По приезде Чехов получил телеграмму от матери, благословившей его брак, а от Маши — ничего. Молчание сестры Чехова тревожило: наверное, она расстроена тем, что Антон скрывал от нее свои намерения до самого конца. Еще 20 мая, дза 5 дней до венчания, он послал ей загадочное письмо:
"Милая Маша, ко мне приходил Н. И. Виноградов по твоему делу... Ну-с, был я у доктора Щуровского. Он нашел притупление и слева и справа, справа большой кусок под лопаткой, и велел немедленно ехать на кумыс в Уфимскую губ<ернию>, если же кумыса я не буду переносить, то — в Швейцарию. На кумысе, скучнейшем и неудобном, придется пробыть два месяца. Уж я не знаю, что мне делать, как быть. Ехать одному скучно, жить на кумысе скучно, а вести с собой кого-нибудь было бы эгоистично и потому неприятно. Женился бы, да нет при мне документов, все в Ялте, в столе. Рука уже не болит".

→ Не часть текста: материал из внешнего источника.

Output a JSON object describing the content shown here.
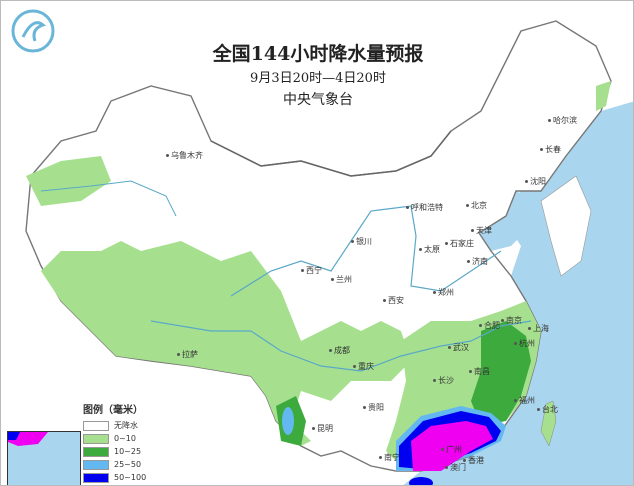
{
  "header": {
    "title": "全国144小时降水量预报",
    "period": "9月3日20时—4日20时",
    "issuer": "中央气象台"
  },
  "logo": {
    "icon": "cma-logo",
    "color": "#6bb6d8"
  },
  "colors": {
    "sea": "#a9d6ee",
    "land": "#ffffff",
    "border": "#888888",
    "river": "#5aa8c8"
  },
  "cities": [
    "乌鲁木齐",
    "拉萨",
    "西宁",
    "兰州",
    "银川",
    "呼和浩特",
    "北京",
    "天津",
    "石家庄",
    "太原",
    "济南",
    "郑州",
    "西安",
    "成都",
    "重庆",
    "贵阳",
    "昆明",
    "南宁",
    "长沙",
    "武汉",
    "南昌",
    "合肥",
    "南京",
    "上海",
    "杭州",
    "福州",
    "台北",
    "广州",
    "香港",
    "澳门",
    "哈尔滨",
    "长春",
    "沈阳"
  ],
  "legend": {
    "title": "图例（毫米）",
    "items": [
      {
        "label": "无降水",
        "color": "#ffffff"
      },
      {
        "label": "0~10",
        "color": "#a6e08e"
      },
      {
        "label": "10~25",
        "color": "#3daa3d"
      },
      {
        "label": "25~50",
        "color": "#63b8f0"
      },
      {
        "label": "50~100",
        "color": "#0000f0"
      },
      {
        "label": "",
        "color": "#f000f0"
      }
    ]
  }
}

И поэтому из Аксеново он пишет Маше, словно желая оправдаться: «Здравствуй, милая Маша! Все собираюсь написать тебе и никак не соберусь, много всяких дел, и, конечно, мелких. О том, что я женился, ты уже знаешь. Думаю, что сей мой поступок нисколько не изменит моей жизни и той обстановки, в какой я до сих пор пребывал. Мать, наверное, говорит уже Бог знает что, но скажи ей, что перемен не будет решительно никаких, все останется по-старому. Буду жить так, как жил до сих пор, и мать тоже; и к тебе у меня останутся отношения неизменно теплыми и хорошими, какими были до сих пор...

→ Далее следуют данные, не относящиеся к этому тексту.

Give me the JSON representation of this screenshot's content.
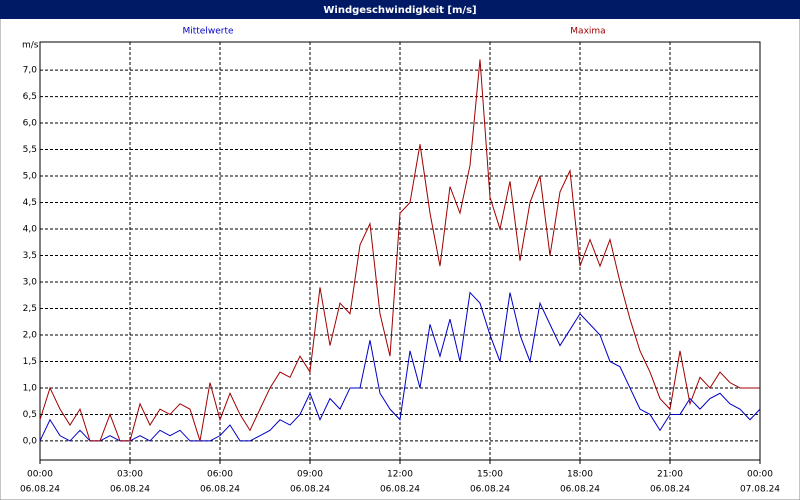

Здоровье мое сносно, даже пока хорошо; кашель уменьшился, почти нет его. В конце июля я буду в Ялте, где проживу до октября, а потом в Москву — и там до декабря, потом опять в Ялту. Стало быть, с супругой своей придется жить в разлуке — к этому, впрочем, я уже привык..» (20 мая 1901 года). Непонятно, зачем надо было жениться, если никакого изменения в жизни не планировалось..

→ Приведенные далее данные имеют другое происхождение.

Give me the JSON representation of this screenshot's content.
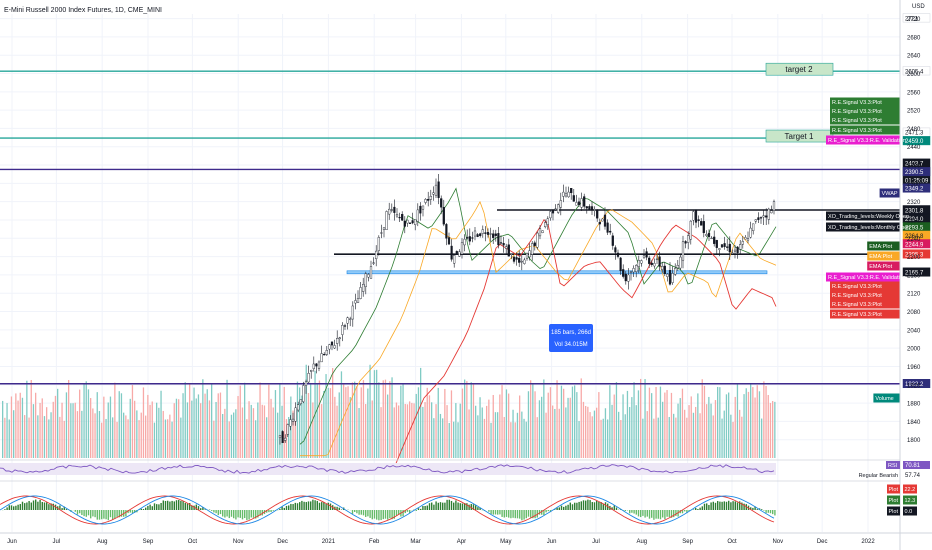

Прошел еще день, и Антон Павлович получил письмо от сестры, датированное 24 мая — вероятно, оно шло так долго, поскольку Чехов в это время не имел постоянного адреса. Письмо это было ответом на его послание от 20 мая, в котором он намекал — в шутливом тоне — на то, что, возможно, женится. Мария Павловна, как он и предчувствовал, приняла этот намек без восторга: «Теперь позволь мне высказать свое мнение насчет твоей женитьбы. Для меня лично свадебная процедура ужасна! Да и для тебя эти лишние волнения ни к чему. Если тебя любят, то тебя не бросят, и жертвы тут никакой нет, эгоизма с твоей стороны тоже нет ни малейшего. Как это тебе могло прийти в голову? Какой эгоизм?! Окрутиться же всегда успеешь. Так и передай своей Книпшиц. Прежде всего нужно думать о том, чтобы ты был здоров. Ты, ради Бога, не думай, что мною руководит эгоизм. Ты для меня был всегда самым близким и дорогим человеком, и, кроме счастья, я для тебя ничего другого не желаю. Был бы ты здоров и счастлив — для меня больше ничего не надо. Во всяком случае, действуй по своему усмотрению, быть может, я и пристрастна в данном случае. Ты же сам воспитал меня быть без предрассудков!.. Боже мой, как тяжело будет прожить без тебя целых два месяца, да еще в Ялте! Если бы ты позволил мне навестить тебя на кумысе, хотя бы на одну недельку!» И заканчивает Мария письмо горьким комментарием: «Если ты не скоро ответишь мне на это письмо, то мне будет больно. Кланяйся ей».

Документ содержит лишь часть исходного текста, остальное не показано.